Every year Reporters Without Borders issues their Press Freedom Index, detailing the degree to which a country’s press is free. This year the US slipped to #47, and the US territories are #57 thanks to how the press was treated during the Occupy protests.
No matter whether one loves or can’t stand the Occupy movement, journalists should be allowed to cover the protests without fear of being arrested. Further, unless protesters are rioting the protesters themselves shouldn’t be arrested, which happened to Gavin Aronsen of Mother Jones this weekend.
Over the past few years it’s become fashionable for certain political groups to shout about some hidden meaning of the Constitution, demanding some form of Constitutional purity that conveniently suits their political agenda. They’re not as enthusiastic about those sections that do not further their agenda, or even those that do but are being used by groups that they disagree with.
Repeating a pattern I see when I hear pundits talk about housing, mortgages, and foreclosures sometimes I wonder if they’ve actually read the text. Even though I should have to I’ll briefly repeat that the Bill of Rights, the first ten amendments, was adopted along with the rest of the text. It’s relatively short and to the point:
“Congress shall make no law respecting an establishment of religion, or prohibiting the free exercise thereof; or abridging the freedom of speech, or of the press; or the right of the people peaceably to assemble, and to petition the Government for a redress of grievances.”
While the US Constitution had some serious flaws — especially the well-known definition of slaves as three-fifths of a person and the exclusion of women from the democratic process — it remains the the bedrock sample of Democracy; countless countries have virtually copied it.
Something is wrong when Standard & Poor’s cites “freedom of speech” as the right to actively mislead MBS investors when rating MBS pools — the ratings section of prospectuses aren’t exactly high prose — but those same rights are ignored by thuggish police.
I spent the weekend parsing — that is, taking apart — MBS prospectuses so I can put them together in a more manageable form. While writing computer programs to slice-and-dice the material it occurred to me that at least we have the material in the first place, and retain the right to write about them.
Somebody, somewhere, way back when, had the good sense to require investors to disclose this information, and the framers of the Constitution the foresight to guarantee an absolute write to ink our thoughts and findings.
Granted, there was the ill-fated attempt to allow corporate censorship of the Internet, though once the wheels of Democracy started to spin saw saw an abrupt about-face; that is, the Democratic mechanism to protect ourselves worked. Similarly, Gavin Aronsen was released from jail after a call from his editor.
In a perfect world legislation to censor the Internet should never have been introduced. Gavin (and, arguably, most if not all the protesters) should never arrested. But at least they’re free, not rotting endlessly like they would in some countries.
As I sit and electronically sort through a mountain of paperwork that go to the heart of what broke the world economy, with an expectation that I’ll write about my findings, I don’t worry much about the police breaking down my door and arresting me.
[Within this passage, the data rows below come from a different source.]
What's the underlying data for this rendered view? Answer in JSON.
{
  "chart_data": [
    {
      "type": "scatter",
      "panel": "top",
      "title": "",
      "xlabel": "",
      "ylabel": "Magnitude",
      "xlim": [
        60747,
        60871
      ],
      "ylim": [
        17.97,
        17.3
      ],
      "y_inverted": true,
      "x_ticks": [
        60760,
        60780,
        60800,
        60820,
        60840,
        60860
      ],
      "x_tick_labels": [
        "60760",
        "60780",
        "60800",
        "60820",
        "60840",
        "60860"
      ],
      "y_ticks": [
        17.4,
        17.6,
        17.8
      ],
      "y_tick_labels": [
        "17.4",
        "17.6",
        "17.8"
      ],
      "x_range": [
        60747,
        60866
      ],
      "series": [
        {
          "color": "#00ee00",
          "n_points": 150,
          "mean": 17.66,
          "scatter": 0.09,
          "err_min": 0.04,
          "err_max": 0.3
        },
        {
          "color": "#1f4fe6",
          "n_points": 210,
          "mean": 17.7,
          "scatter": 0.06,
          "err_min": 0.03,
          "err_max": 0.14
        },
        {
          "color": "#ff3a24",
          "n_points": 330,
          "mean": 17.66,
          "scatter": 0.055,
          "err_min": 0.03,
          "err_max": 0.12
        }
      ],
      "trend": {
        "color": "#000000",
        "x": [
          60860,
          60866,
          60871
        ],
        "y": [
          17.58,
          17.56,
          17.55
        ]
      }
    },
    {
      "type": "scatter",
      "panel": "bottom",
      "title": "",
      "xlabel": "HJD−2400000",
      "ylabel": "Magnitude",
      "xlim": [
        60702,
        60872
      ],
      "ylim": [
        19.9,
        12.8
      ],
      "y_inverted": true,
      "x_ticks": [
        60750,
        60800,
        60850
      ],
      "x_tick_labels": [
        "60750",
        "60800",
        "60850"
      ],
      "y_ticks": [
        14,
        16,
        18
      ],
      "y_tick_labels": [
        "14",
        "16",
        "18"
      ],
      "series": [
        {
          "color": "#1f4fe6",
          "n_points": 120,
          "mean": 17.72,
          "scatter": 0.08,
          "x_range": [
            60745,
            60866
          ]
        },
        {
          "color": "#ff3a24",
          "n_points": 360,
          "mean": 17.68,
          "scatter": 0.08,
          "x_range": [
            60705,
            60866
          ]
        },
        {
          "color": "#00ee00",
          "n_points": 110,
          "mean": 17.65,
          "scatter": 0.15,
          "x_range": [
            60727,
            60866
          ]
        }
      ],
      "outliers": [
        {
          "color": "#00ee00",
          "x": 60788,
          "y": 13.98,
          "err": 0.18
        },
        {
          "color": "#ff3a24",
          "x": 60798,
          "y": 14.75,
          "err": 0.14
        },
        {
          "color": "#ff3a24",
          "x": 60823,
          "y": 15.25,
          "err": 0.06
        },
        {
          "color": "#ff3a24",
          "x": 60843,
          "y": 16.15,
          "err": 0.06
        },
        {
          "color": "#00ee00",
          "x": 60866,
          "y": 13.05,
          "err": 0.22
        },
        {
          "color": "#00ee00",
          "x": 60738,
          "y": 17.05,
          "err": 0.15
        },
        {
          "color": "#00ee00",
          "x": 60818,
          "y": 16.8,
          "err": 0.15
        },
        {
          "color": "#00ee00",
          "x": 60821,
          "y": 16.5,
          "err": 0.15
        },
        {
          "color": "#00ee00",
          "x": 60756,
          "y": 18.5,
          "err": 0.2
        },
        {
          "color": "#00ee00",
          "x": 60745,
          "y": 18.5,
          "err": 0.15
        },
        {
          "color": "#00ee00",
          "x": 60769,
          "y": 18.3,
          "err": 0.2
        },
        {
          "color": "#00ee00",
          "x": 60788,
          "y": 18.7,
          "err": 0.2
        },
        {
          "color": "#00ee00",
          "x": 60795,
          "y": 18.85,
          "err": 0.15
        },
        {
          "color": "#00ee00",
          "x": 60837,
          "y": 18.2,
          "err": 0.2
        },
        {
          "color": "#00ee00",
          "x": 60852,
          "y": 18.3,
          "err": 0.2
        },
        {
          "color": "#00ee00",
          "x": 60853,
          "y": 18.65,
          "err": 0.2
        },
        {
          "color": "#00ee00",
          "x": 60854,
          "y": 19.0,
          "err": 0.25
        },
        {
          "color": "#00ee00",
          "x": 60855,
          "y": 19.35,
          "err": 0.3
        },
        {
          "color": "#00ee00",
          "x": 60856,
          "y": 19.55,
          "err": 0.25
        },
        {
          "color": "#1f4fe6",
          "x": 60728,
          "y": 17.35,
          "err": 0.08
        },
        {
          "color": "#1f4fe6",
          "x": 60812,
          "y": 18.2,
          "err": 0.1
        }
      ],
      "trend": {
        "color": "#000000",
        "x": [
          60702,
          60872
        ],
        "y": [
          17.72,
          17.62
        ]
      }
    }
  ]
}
Conversely, the thought shouldn’t even cross my mind.
Change, for better or worse, tends to happen slowly so that what once was unthinkable becomes the new normal, and we have to carefully monitor and protect our rights in the same manner that we monitor and protect our economic freedom and foundation. Free markets, including the right to fail, and Free Press, are more intertwined than most people realize, and both show disturbing trends lately.
But maybe I’m an eternal optimist: I believe that over the long run American’s are good people and the US tends to do the right thing. Our country is relatively young age and, like most young people, we excel at quickly getting ourselves into trouble. But we also tend to work our way out of it, to do the right thing given enough time.
As I return to my compilers, database, and spreadsheets I’m not especially worried about being able to eventually publish the results, even if those results are upsetting. Judging by what S&P has gotten away with I can even publish them if they’re entirely wrong and I know it, though I hold myself to a higher standard than that.
But just because those freedoms exist right now doesn’t mean that we don’t need to maintain vigilance to ensure that those rights are preserved and strengthened. Freedom of Speech, and Economic Freedom are two bedrocks of the US, the former written explicitly and the latter referred to endlessly. Let’s make sure that we pass both to our children and their children with the same care that they were passed to us.